No alpendre o Pica no Chão, já picava nos pratos de cada um, o Sr. da Casa sentado à cabeceira, mouco da idade, alegre do convivio, feliz pelo dia , alto falava, ria e todos se deliciavam com o arroz da Rosa.
Ao fim de duas de branco alentejano, passaram os amigos para um tinto do douro, bom e agradavel. terminou-se com uma aguardente vinica Perfurada, de calibre superior a muitas que por aí andam...
No Alpendre os homens seguiram á tasquinha da Irene, beber o café o bagaço e fumar os cigarros. Voltaram mais alegres e satisfeitos, e seguiram todos para a adega onde o lagar os esperava já carregadinho de uvas prontas a serem pisadas.
Sapatos tirados, calças arregaçadas, pés lavados, entra primeiro o mestre, o sr. Pinheiro, depois um a um sobem pela rampa de madeira e entram devagar no lagar.
Os convivas da familia seguem-se, copiam o ritual e entranham-se no mosto e começam todos ao mesmo ritmo a pisa. Duas horas, prevê o mestre, que organiza-os todos dentro do lagar.
-Começai daqui para ali, devagar, esquerda direita como se tivesseis a marchar mas debagár!! para não azedar o vinho.

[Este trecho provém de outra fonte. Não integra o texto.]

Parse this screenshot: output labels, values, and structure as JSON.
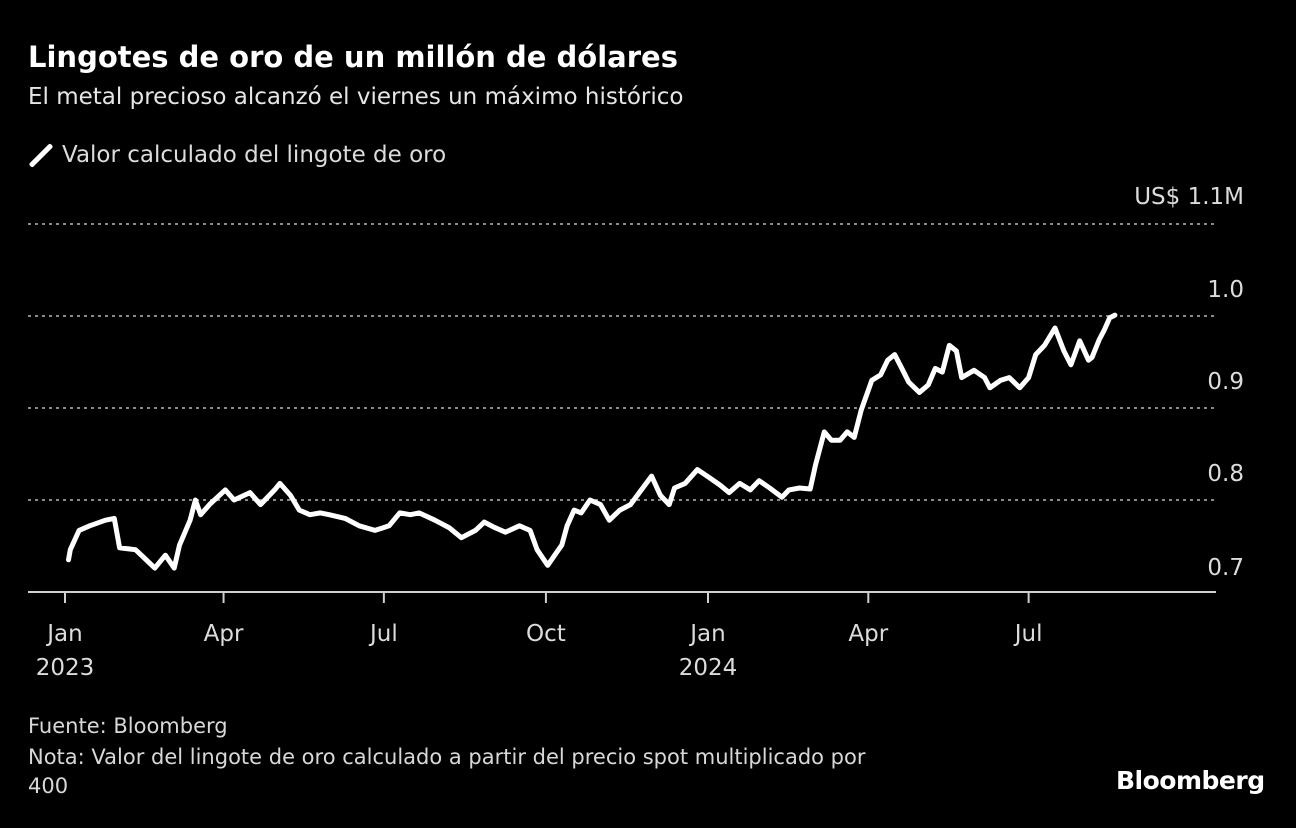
{
  "chart_data": {
    "type": "line",
    "title": "Lingotes de oro de un millón de dólares",
    "subtitle": "El metal precioso alcanzó el viernes un máximo histórico",
    "xlabel": "",
    "ylabel": "",
    "y_unit_label": "US$ 1.1M",
    "ylim": [
      0.7,
      1.1
    ],
    "y_ticks": [
      {
        "value": 1.1,
        "label": "US$ 1.1M"
      },
      {
        "value": 1.0,
        "label": "1.0"
      },
      {
        "value": 0.9,
        "label": "0.9"
      },
      {
        "value": 0.8,
        "label": "0.8"
      },
      {
        "value": 0.7,
        "label": "0.7"
      }
    ],
    "x_ticks": [
      {
        "date": "2023-01-01",
        "label": "Jan",
        "year": "2023"
      },
      {
        "date": "2023-04-01",
        "label": "Apr",
        "year": ""
      },
      {
        "date": "2023-07-01",
        "label": "Jul",
        "year": ""
      },
      {
        "date": "2023-10-01",
        "label": "Oct",
        "year": ""
      },
      {
        "date": "2024-01-01",
        "label": "Jan",
        "year": "2024"
      },
      {
        "date": "2024-04-01",
        "label": "Apr",
        "year": ""
      },
      {
        "date": "2024-07-01",
        "label": "Jul",
        "year": ""
      }
    ],
    "grid": "horizontal dotted",
    "legend_position": "top-left",
    "series": [
      {
        "name": "Valor calculado del lingote de oro",
        "color": "#ffffff",
        "points": [
          [
            "2023-01-03",
            0.735
          ],
          [
            "2023-01-04",
            0.746
          ],
          [
            "2023-01-09",
            0.767
          ],
          [
            "2023-01-15",
            0.772
          ],
          [
            "2023-01-24",
            0.778
          ],
          [
            "2023-01-29",
            0.78
          ],
          [
            "2023-02-01",
            0.748
          ],
          [
            "2023-02-10",
            0.746
          ],
          [
            "2023-02-15",
            0.737
          ],
          [
            "2023-02-21",
            0.726
          ],
          [
            "2023-02-27",
            0.74
          ],
          [
            "2023-03-04",
            0.726
          ],
          [
            "2023-03-07",
            0.751
          ],
          [
            "2023-03-13",
            0.778
          ],
          [
            "2023-03-16",
            0.8
          ],
          [
            "2023-03-19",
            0.784
          ],
          [
            "2023-03-24",
            0.795
          ],
          [
            "2023-04-02",
            0.811
          ],
          [
            "2023-04-07",
            0.8
          ],
          [
            "2023-04-16",
            0.808
          ],
          [
            "2023-04-22",
            0.795
          ],
          [
            "2023-04-30",
            0.811
          ],
          [
            "2023-05-03",
            0.818
          ],
          [
            "2023-05-09",
            0.805
          ],
          [
            "2023-05-14",
            0.789
          ],
          [
            "2023-05-20",
            0.784
          ],
          [
            "2023-05-26",
            0.786
          ],
          [
            "2023-05-31",
            0.784
          ],
          [
            "2023-06-09",
            0.78
          ],
          [
            "2023-06-17",
            0.772
          ],
          [
            "2023-06-26",
            0.767
          ],
          [
            "2023-07-04",
            0.772
          ],
          [
            "2023-07-10",
            0.786
          ],
          [
            "2023-07-16",
            0.784
          ],
          [
            "2023-07-21",
            0.786
          ],
          [
            "2023-07-30",
            0.778
          ],
          [
            "2023-08-07",
            0.77
          ],
          [
            "2023-08-14",
            0.759
          ],
          [
            "2023-08-22",
            0.767
          ],
          [
            "2023-08-27",
            0.776
          ],
          [
            "2023-09-02",
            0.77
          ],
          [
            "2023-09-08",
            0.765
          ],
          [
            "2023-09-16",
            0.772
          ],
          [
            "2023-09-22",
            0.767
          ],
          [
            "2023-09-26",
            0.746
          ],
          [
            "2023-10-02",
            0.729
          ],
          [
            "2023-10-06",
            0.74
          ],
          [
            "2023-10-10",
            0.751
          ],
          [
            "2023-10-13",
            0.772
          ],
          [
            "2023-10-17",
            0.789
          ],
          [
            "2023-10-21",
            0.786
          ],
          [
            "2023-10-26",
            0.8
          ],
          [
            "2023-11-01",
            0.795
          ],
          [
            "2023-11-06",
            0.778
          ],
          [
            "2023-11-12",
            0.789
          ],
          [
            "2023-11-18",
            0.795
          ],
          [
            "2023-11-23",
            0.808
          ],
          [
            "2023-11-30",
            0.826
          ],
          [
            "2023-12-05",
            0.805
          ],
          [
            "2023-12-10",
            0.795
          ],
          [
            "2023-12-13",
            0.813
          ],
          [
            "2023-12-19",
            0.818
          ],
          [
            "2023-12-26",
            0.833
          ],
          [
            "2024-01-02",
            0.824
          ],
          [
            "2024-01-08",
            0.816
          ],
          [
            "2024-01-13",
            0.808
          ],
          [
            "2024-01-19",
            0.818
          ],
          [
            "2024-01-25",
            0.811
          ],
          [
            "2024-01-30",
            0.821
          ],
          [
            "2024-02-05",
            0.813
          ],
          [
            "2024-02-12",
            0.803
          ],
          [
            "2024-02-16",
            0.811
          ],
          [
            "2024-02-22",
            0.813
          ],
          [
            "2024-02-28",
            0.812
          ],
          [
            "2024-03-02",
            0.838
          ],
          [
            "2024-03-07",
            0.874
          ],
          [
            "2024-03-11",
            0.865
          ],
          [
            "2024-03-16",
            0.865
          ],
          [
            "2024-03-20",
            0.874
          ],
          [
            "2024-03-24",
            0.868
          ],
          [
            "2024-03-28",
            0.898
          ],
          [
            "2024-04-03",
            0.93
          ],
          [
            "2024-04-08",
            0.936
          ],
          [
            "2024-04-12",
            0.952
          ],
          [
            "2024-04-16",
            0.958
          ],
          [
            "2024-04-19",
            0.947
          ],
          [
            "2024-04-24",
            0.928
          ],
          [
            "2024-04-30",
            0.917
          ],
          [
            "2024-05-05",
            0.925
          ],
          [
            "2024-05-09",
            0.943
          ],
          [
            "2024-05-13",
            0.939
          ],
          [
            "2024-05-17",
            0.968
          ],
          [
            "2024-05-21",
            0.962
          ],
          [
            "2024-05-24",
            0.933
          ],
          [
            "2024-05-31",
            0.941
          ],
          [
            "2024-06-06",
            0.933
          ],
          [
            "2024-06-09",
            0.922
          ],
          [
            "2024-06-15",
            0.93
          ],
          [
            "2024-06-20",
            0.933
          ],
          [
            "2024-06-26",
            0.922
          ],
          [
            "2024-07-01",
            0.933
          ],
          [
            "2024-07-05",
            0.958
          ],
          [
            "2024-07-10",
            0.968
          ],
          [
            "2024-07-16",
            0.987
          ],
          [
            "2024-07-21",
            0.962
          ],
          [
            "2024-07-25",
            0.947
          ],
          [
            "2024-07-30",
            0.973
          ],
          [
            "2024-08-04",
            0.952
          ],
          [
            "2024-08-06",
            0.955
          ],
          [
            "2024-08-10",
            0.974
          ],
          [
            "2024-08-13",
            0.985
          ],
          [
            "2024-08-16",
            0.998
          ],
          [
            "2024-08-19",
            1.001
          ]
        ]
      }
    ]
  },
  "footer": {
    "source": "Fuente: Bloomberg",
    "note": "Nota: Valor del lingote de oro calculado a partir del precio spot multiplicado por",
    "note_cont": "400",
    "logo": "Bloomberg"
  }
}
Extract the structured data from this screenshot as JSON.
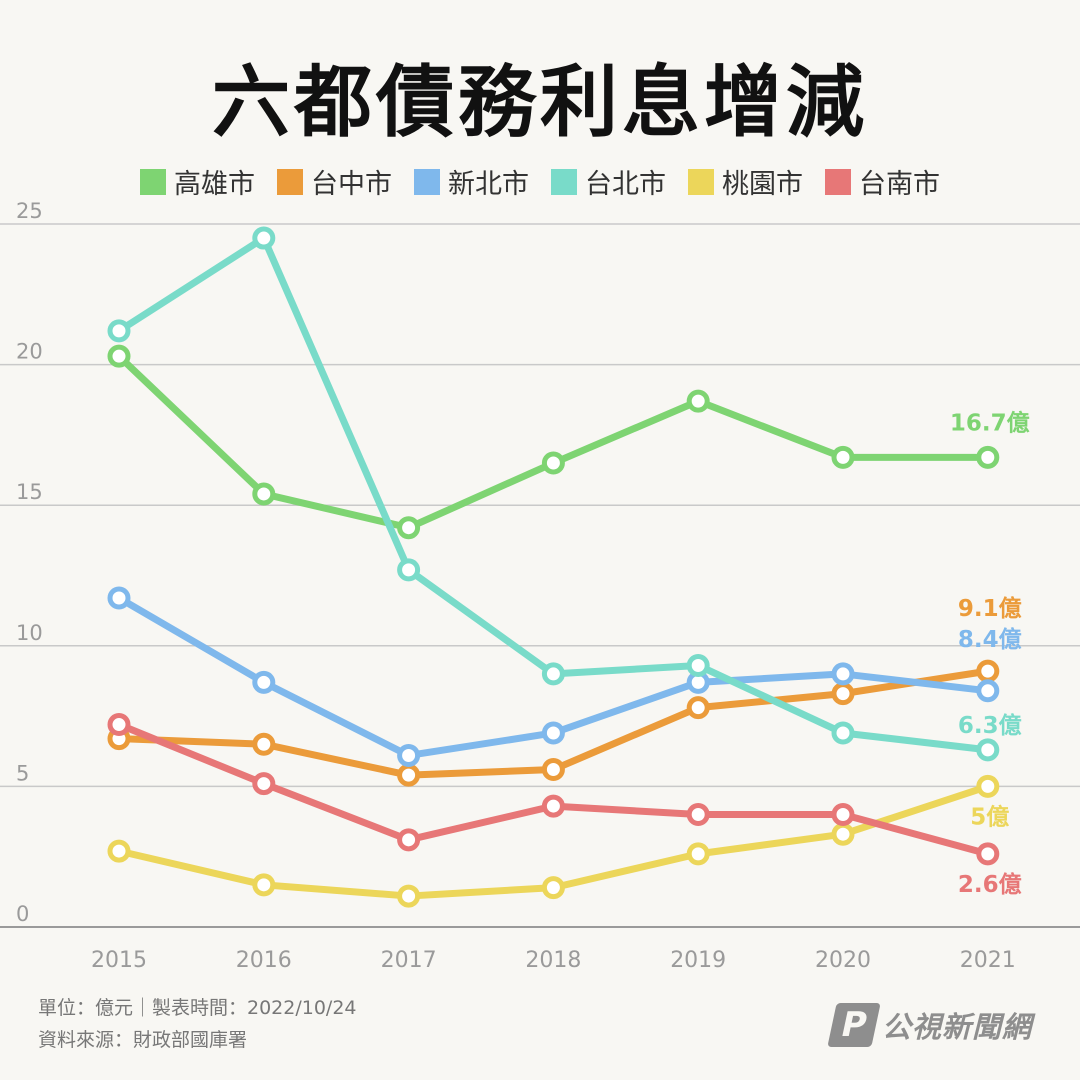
{
  "title": "六都債務利息增減",
  "footer": {
    "unit_line": "單位：億元｜製表時間：2022/10/24",
    "source_line": "資料來源：財政部國庫署"
  },
  "brand": {
    "logo_letter": "P",
    "name": "公視新聞網"
  },
  "chart_data": {
    "type": "line",
    "title": "六都債務利息增減",
    "xlabel": "",
    "ylabel": "",
    "x": [
      "2015",
      "2016",
      "2017",
      "2018",
      "2019",
      "2020",
      "2021"
    ],
    "ylim": [
      0,
      25
    ],
    "yticks": [
      0,
      5,
      10,
      15,
      20,
      25
    ],
    "grid": true,
    "legend_position": "top",
    "series": [
      {
        "name": "高雄市",
        "color": "#7ed472",
        "values": [
          20.3,
          15.4,
          14.2,
          16.5,
          18.7,
          16.7,
          16.7
        ],
        "end_label": "16.7億"
      },
      {
        "name": "台中市",
        "color": "#eb9b3a",
        "values": [
          6.7,
          6.5,
          5.4,
          5.6,
          7.8,
          8.3,
          9.1
        ],
        "end_label": "9.1億"
      },
      {
        "name": "新北市",
        "color": "#7fb8ec",
        "values": [
          11.7,
          8.7,
          6.1,
          6.9,
          8.7,
          9.0,
          8.4
        ],
        "end_label": "8.4億"
      },
      {
        "name": "台北市",
        "color": "#79dbc9",
        "values": [
          21.2,
          24.5,
          12.7,
          9.0,
          9.3,
          6.9,
          6.3
        ],
        "end_label": "6.3億"
      },
      {
        "name": "桃園市",
        "color": "#ecd65a",
        "values": [
          2.7,
          1.5,
          1.1,
          1.4,
          2.6,
          3.3,
          5.0
        ],
        "end_label": "5億"
      },
      {
        "name": "台南市",
        "color": "#e77777",
        "values": [
          7.2,
          5.1,
          3.1,
          4.3,
          4.0,
          4.0,
          2.6
        ],
        "end_label": "2.6億"
      }
    ]
  }
}
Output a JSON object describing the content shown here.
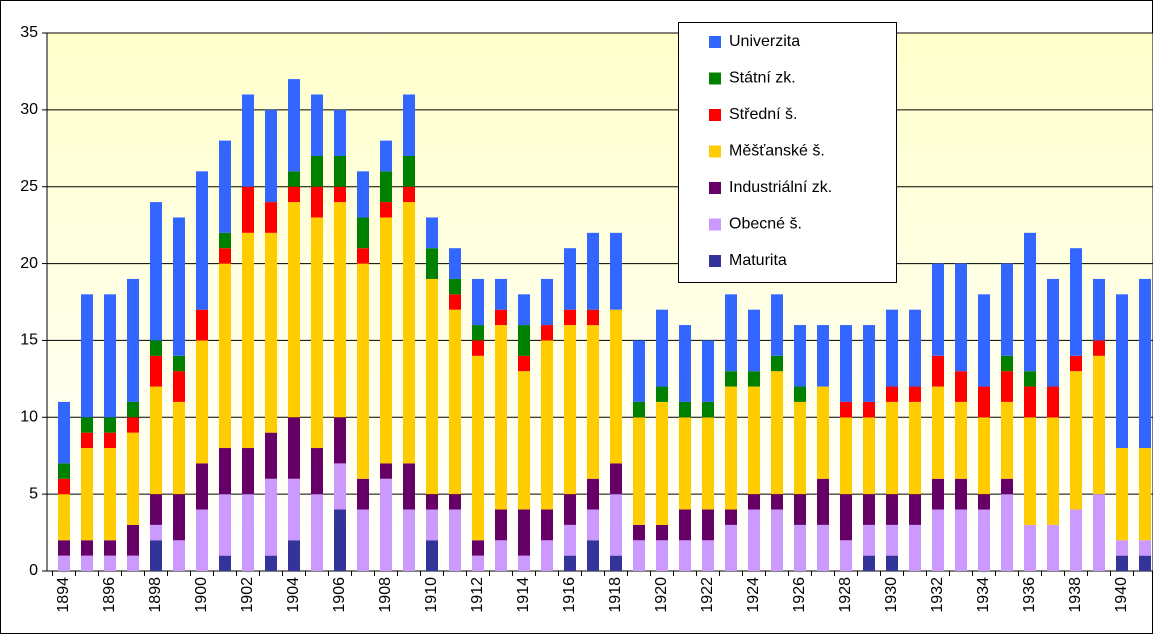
{
  "chart_data": {
    "type": "stacked_bar",
    "categories": [
      "1894",
      null,
      "1896",
      null,
      "1898",
      null,
      "1900",
      null,
      "1902",
      null,
      "1904",
      null,
      "1906",
      null,
      "1908",
      null,
      "1910",
      null,
      "1912",
      null,
      "1914",
      null,
      "1916",
      null,
      "1918",
      null,
      "1920",
      null,
      "1922",
      null,
      "1924",
      null,
      "1926",
      null,
      "1928",
      null,
      "1930",
      null,
      "1932",
      null,
      "1934",
      null,
      "1936",
      null,
      "1938",
      null,
      "1940",
      null
    ],
    "series": [
      {
        "name": "Maturita",
        "color": "#333399",
        "values": [
          0,
          0,
          0,
          0,
          2,
          0,
          0,
          1,
          0,
          1,
          2,
          0,
          4,
          0,
          0,
          0,
          2,
          0,
          0,
          0,
          0,
          0,
          1,
          2,
          1,
          0,
          0,
          0,
          0,
          0,
          0,
          0,
          0,
          0,
          0,
          1,
          1,
          0,
          0,
          0,
          0,
          0,
          0,
          0,
          0,
          0,
          1,
          1
        ]
      },
      {
        "name": "Obecné š.",
        "color": "#cc99ff",
        "values": [
          1,
          1,
          1,
          1,
          1,
          2,
          4,
          4,
          5,
          5,
          4,
          5,
          3,
          4,
          6,
          4,
          2,
          4,
          1,
          2,
          1,
          2,
          2,
          2,
          4,
          2,
          2,
          2,
          2,
          3,
          4,
          4,
          3,
          3,
          2,
          2,
          2,
          3,
          4,
          4,
          4,
          5,
          3,
          3,
          4,
          5,
          1,
          1
        ]
      },
      {
        "name": "Industriální zk.",
        "color": "#660066",
        "values": [
          1,
          1,
          1,
          2,
          2,
          3,
          3,
          3,
          3,
          3,
          4,
          3,
          3,
          2,
          1,
          3,
          1,
          1,
          1,
          2,
          3,
          2,
          2,
          2,
          2,
          1,
          1,
          2,
          2,
          1,
          1,
          1,
          2,
          3,
          3,
          2,
          2,
          2,
          2,
          2,
          1,
          1,
          0,
          0,
          0,
          0,
          0,
          0
        ]
      },
      {
        "name": "Měšťanské š.",
        "color": "#ffcc00",
        "values": [
          3,
          6,
          6,
          6,
          7,
          6,
          8,
          12,
          14,
          13,
          14,
          15,
          14,
          14,
          16,
          17,
          14,
          12,
          12,
          12,
          9,
          11,
          11,
          10,
          10,
          7,
          8,
          6,
          6,
          8,
          7,
          8,
          6,
          6,
          5,
          5,
          6,
          6,
          6,
          5,
          5,
          5,
          7,
          7,
          9,
          9,
          6,
          6
        ]
      },
      {
        "name": "Střední š.",
        "color": "#ff0000",
        "values": [
          1,
          1,
          1,
          1,
          2,
          2,
          2,
          1,
          3,
          2,
          1,
          2,
          1,
          1,
          1,
          1,
          0,
          1,
          1,
          1,
          1,
          1,
          1,
          1,
          0,
          0,
          0,
          0,
          0,
          0,
          0,
          0,
          0,
          0,
          1,
          1,
          1,
          1,
          2,
          2,
          2,
          2,
          2,
          2,
          1,
          1,
          0,
          0
        ]
      },
      {
        "name": "Státní zk.",
        "color": "#008000",
        "values": [
          1,
          1,
          1,
          1,
          1,
          1,
          0,
          1,
          0,
          0,
          1,
          2,
          2,
          2,
          2,
          2,
          2,
          1,
          1,
          0,
          2,
          0,
          0,
          0,
          0,
          1,
          1,
          1,
          1,
          1,
          1,
          1,
          1,
          0,
          0,
          0,
          0,
          0,
          0,
          0,
          0,
          1,
          1,
          0,
          0,
          0,
          0,
          0
        ]
      },
      {
        "name": "Univerzita",
        "color": "#3366ff",
        "values": [
          4,
          8,
          8,
          8,
          9,
          9,
          9,
          6,
          6,
          6,
          6,
          4,
          3,
          3,
          2,
          4,
          2,
          2,
          3,
          2,
          2,
          3,
          4,
          5,
          5,
          4,
          5,
          5,
          4,
          5,
          4,
          4,
          4,
          4,
          5,
          5,
          5,
          5,
          6,
          7,
          6,
          6,
          9,
          7,
          7,
          4,
          10,
          11
        ]
      }
    ],
    "ylim": [
      0,
      35
    ],
    "yticks": [
      0,
      5,
      10,
      15,
      20,
      25,
      30,
      35
    ],
    "grid": true
  }
}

Em roda à volta do lagar depois mudamos de sentido. É para pisar não é para esmagar!!!
A concertina aparece, e ao seu lado o cantor, modinhas de cá, modinhas de lá um maço de cigarros a passar junto com o tabuleiro das bolachas e claro, sempre!! Um belo espumante fresquinho para não se passar sede. Água é que não... tá lá em baixo nos alguidares para lavar os pés.

Em hora e meia, o mestre manda parar. Tá pisado, tá com cor tá com corpo. Agora vamos esperar, deixar fermentar e daqui a três ou quatro dias é passar para as cuba novas de Inox.
Um a um saimos do lagar, lavamos os pés e toca a fechar a adega e deixar o mosto em silencia á merce dos deuses e Anjos, para que todo o trabalho traga frutos.

É assim que nasce o Vinho Verde das Vinhas Velhas da Quinta de Perfurada. Ou 4Vs da QPF
84ª Vindima. Para o ano a data é redonda e tem de ser mais comemorada.